The validity of dietary assessment methods should be established before diet-disease associations are reported.


Our objective was to validate a 7-d food diary and a food-frequency questionnaire (FFQ) against independent biomarkers of intake in urine (nitrogen, potassium, and sodium) and blood (plasma ascorbic acid).


A total of 146 healthy middle-aged men and women were recruited from the European Prospective Investigation into Cancer UK Norfolk cohort, a free-living cohort of approximately 25000 persons. Over a 9-mo period, urinary nitrogen, potassium, and sodium were estimated from 2-6 complete 24-h urine collections in 134 subjects and plasma ascorbic acid was estimated from 2-3 fasting blood samples in 118 subjects. Subjects completed 2 FFQs and two 7-d food diaries.


In men and women combined, correlations between 24-h urinary nitrogen excretion and dietary intake from the 7-d food diary were high (r = 0.57-0.67) compared with those for the FFQ (r = 0.21-0.29). Similarly, correlations between urinary potassium and dietary potassium were higher for the 7-d food diary (r = 0.51-0.55) than for the FFQ (r = 0.32-0.34).

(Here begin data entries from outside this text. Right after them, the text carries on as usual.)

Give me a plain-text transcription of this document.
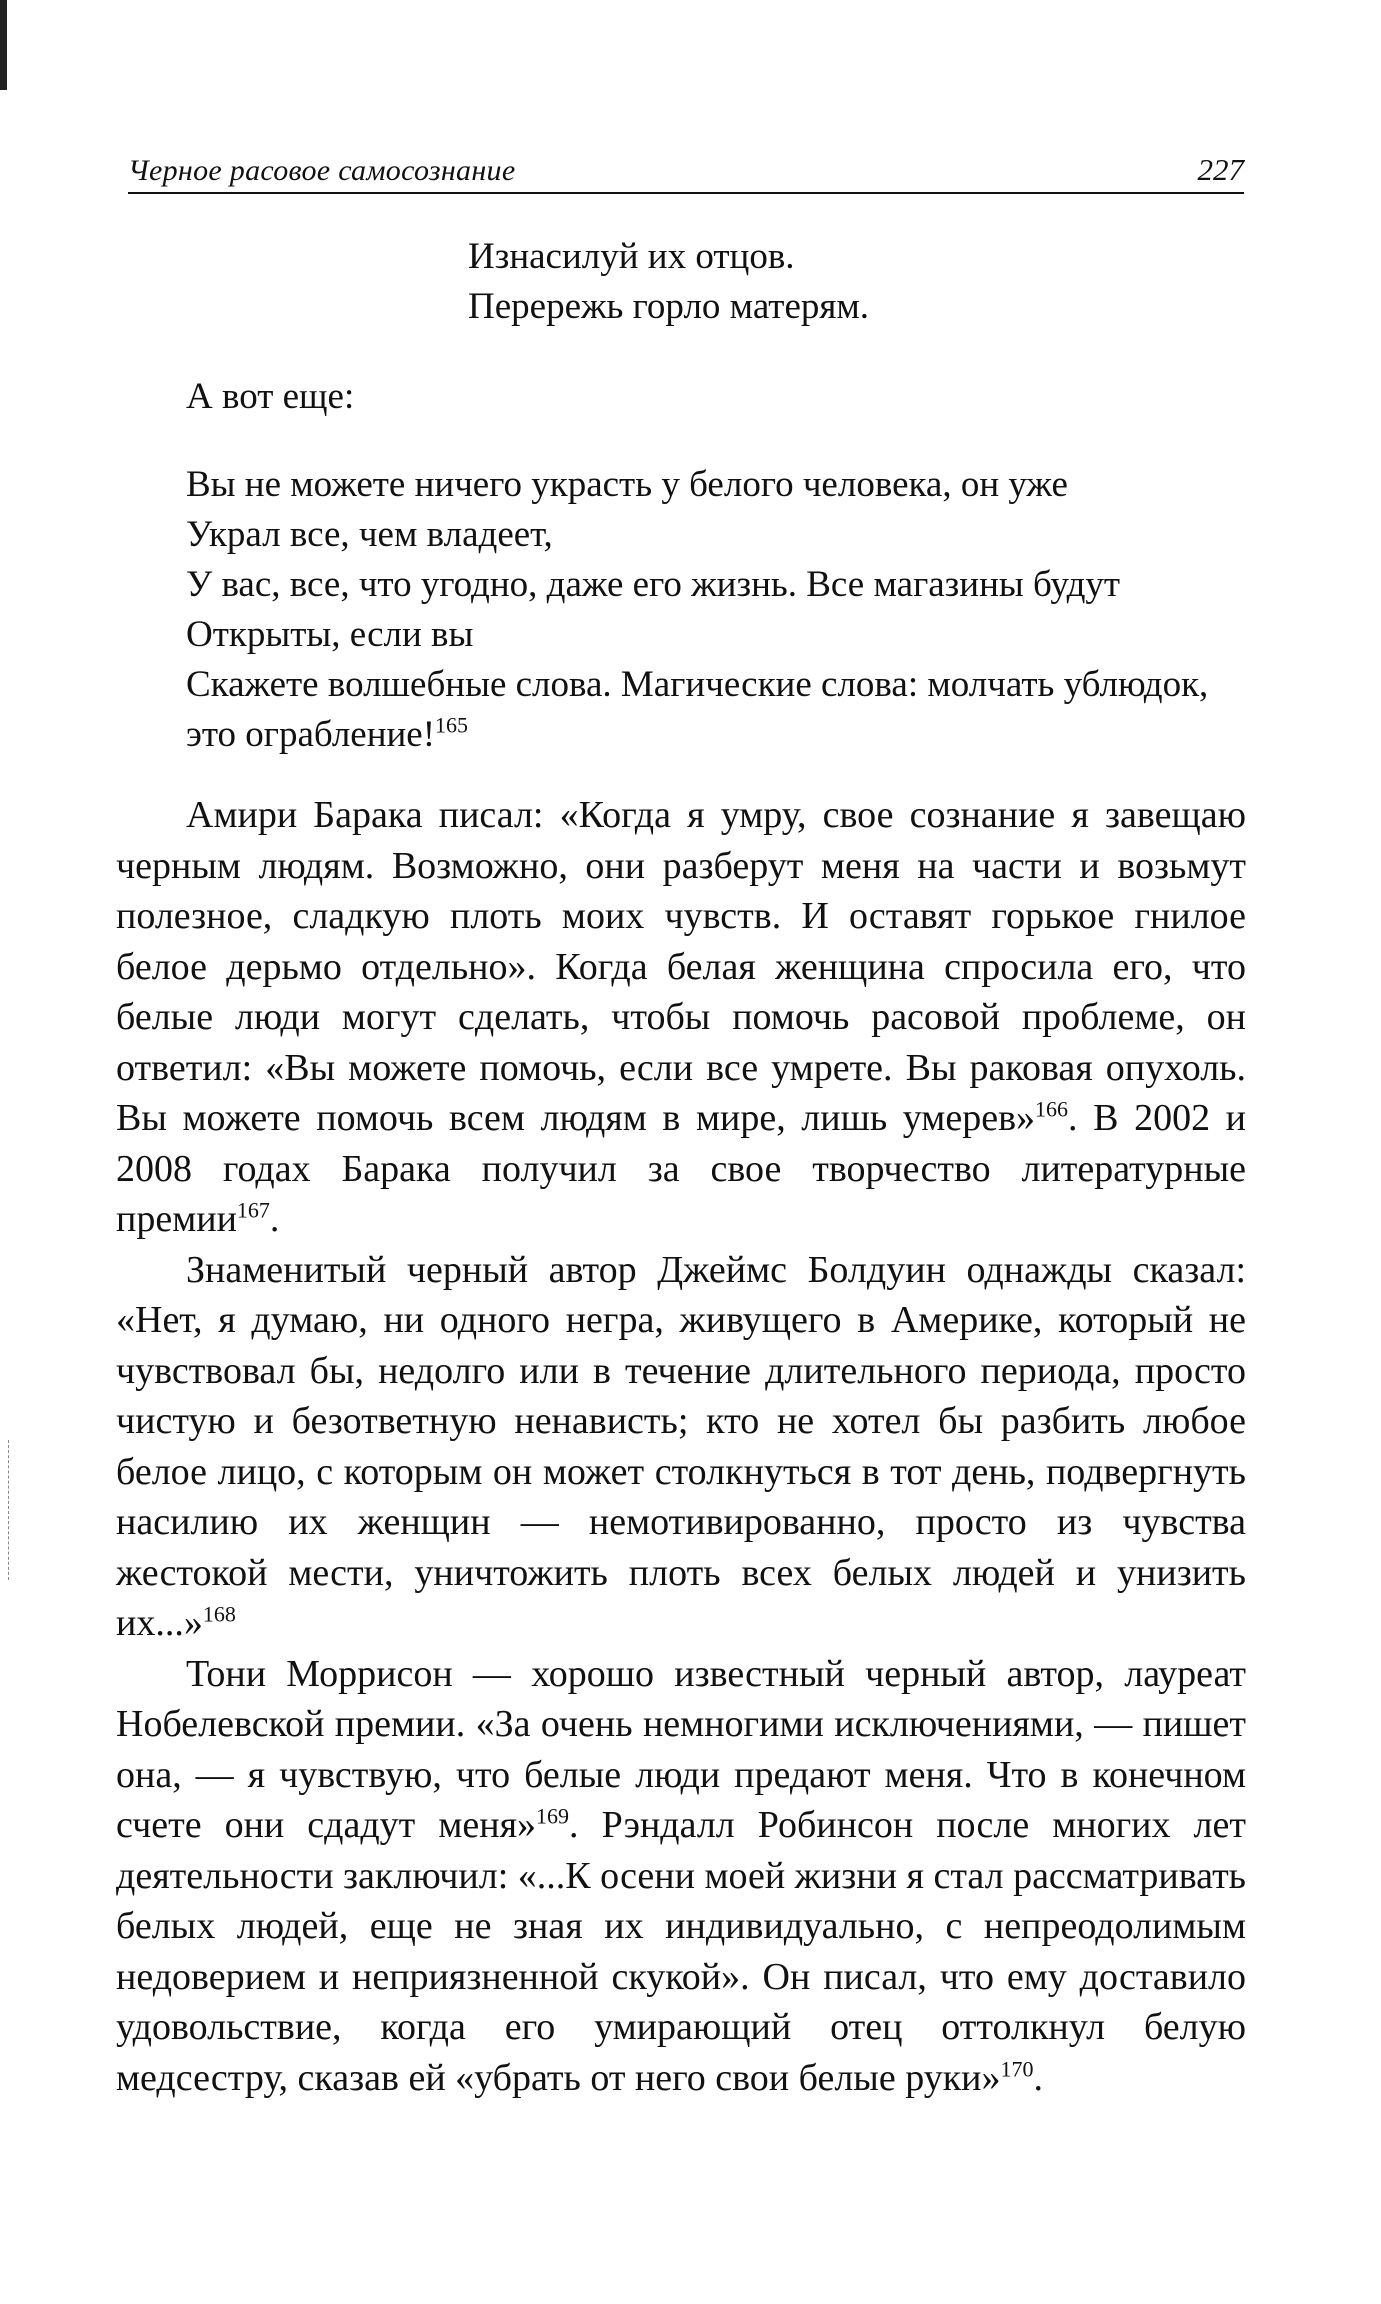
Черное расовое самосознание	227
Изнасилуй их отцов.
Перережь горло матерям.
А вот еще:
Вы не можете ничего украсть у белого человека, он уже
Украл все, чем владеет,
У вас, все, что угодно, даже его жизнь. Все магазины будут
Открыты, если вы
Скажете волшебные слова. Магические слова: молчать ублюдок,
это ограбление!$^{165}$

Амири Барака писал: «Когда я умру, свое сознание я завещаю черным людям. Возможно, они разберут меня на части и возьмут полезное, сладкую плоть моих чувств. И оставят горькое гнилое белое дерьмо отдельно». Когда белая женщина спросила его, что белые люди могут сделать, чтобы помочь расовой проблеме, он ответил: «Вы можете помочь, если все умрете. Вы раковая опухоль. Вы можете помочь всем людям в мире, лишь умерев»$^{166}$. В 2002 и 2008 годах Барака получил за свое творчество литературные премии$^{167}$.

Знаменитый черный автор Джеймс Болдуин однажды сказал: «Нет, я думаю, ни одного негра, живущего в Америке, который не чувствовал бы, недолго или в течение длительного периода, просто чистую и безответную ненависть; кто не хотел бы разбить любое белое лицо, с которым он может столкнуться в тот день, подвергнуть насилию их женщин — немотивированно, просто из чувства жестокой мести, уничтожить плоть всех белых людей и унизить их...»$^{168}$

Тони Моррисон — хорошо известный черный автор, лауреат Нобелевской премии. «За очень немногими исключениями, — пишет она, — я чувствую, что белые люди предают меня. Что в конечном счете они сдадут меня»$^{169}$. Рэндалл Робинсон после многих лет деятельности заключил: «...К осени моей жизни я стал рассматривать белых людей, еще не зная их индивидуально, с непреодолимым недоверием и неприязненной скукой». Он писал, что ему доставило удовольствие, когда его умирающий отец оттолкнул белую медсестру, сказав ей «убрать от него свои белые руки»$^{170}$.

There was no overall difference in correlations between plasma ascorbic acid and dietary vitamin C between the 7-d food diary (r = 0.40-0.52) and the FFQ (r = 0.44-0.45).


These data indicate that, despite increased subject burden, the 7-d food diary provided a better estimate of nitrogen and potassium intakes than did the FFQ in this study population. However, with respect to plasma ascorbic acid, both the FFQ and 7-d food diary provided a similar ranking of subjects according to vitamin C intake.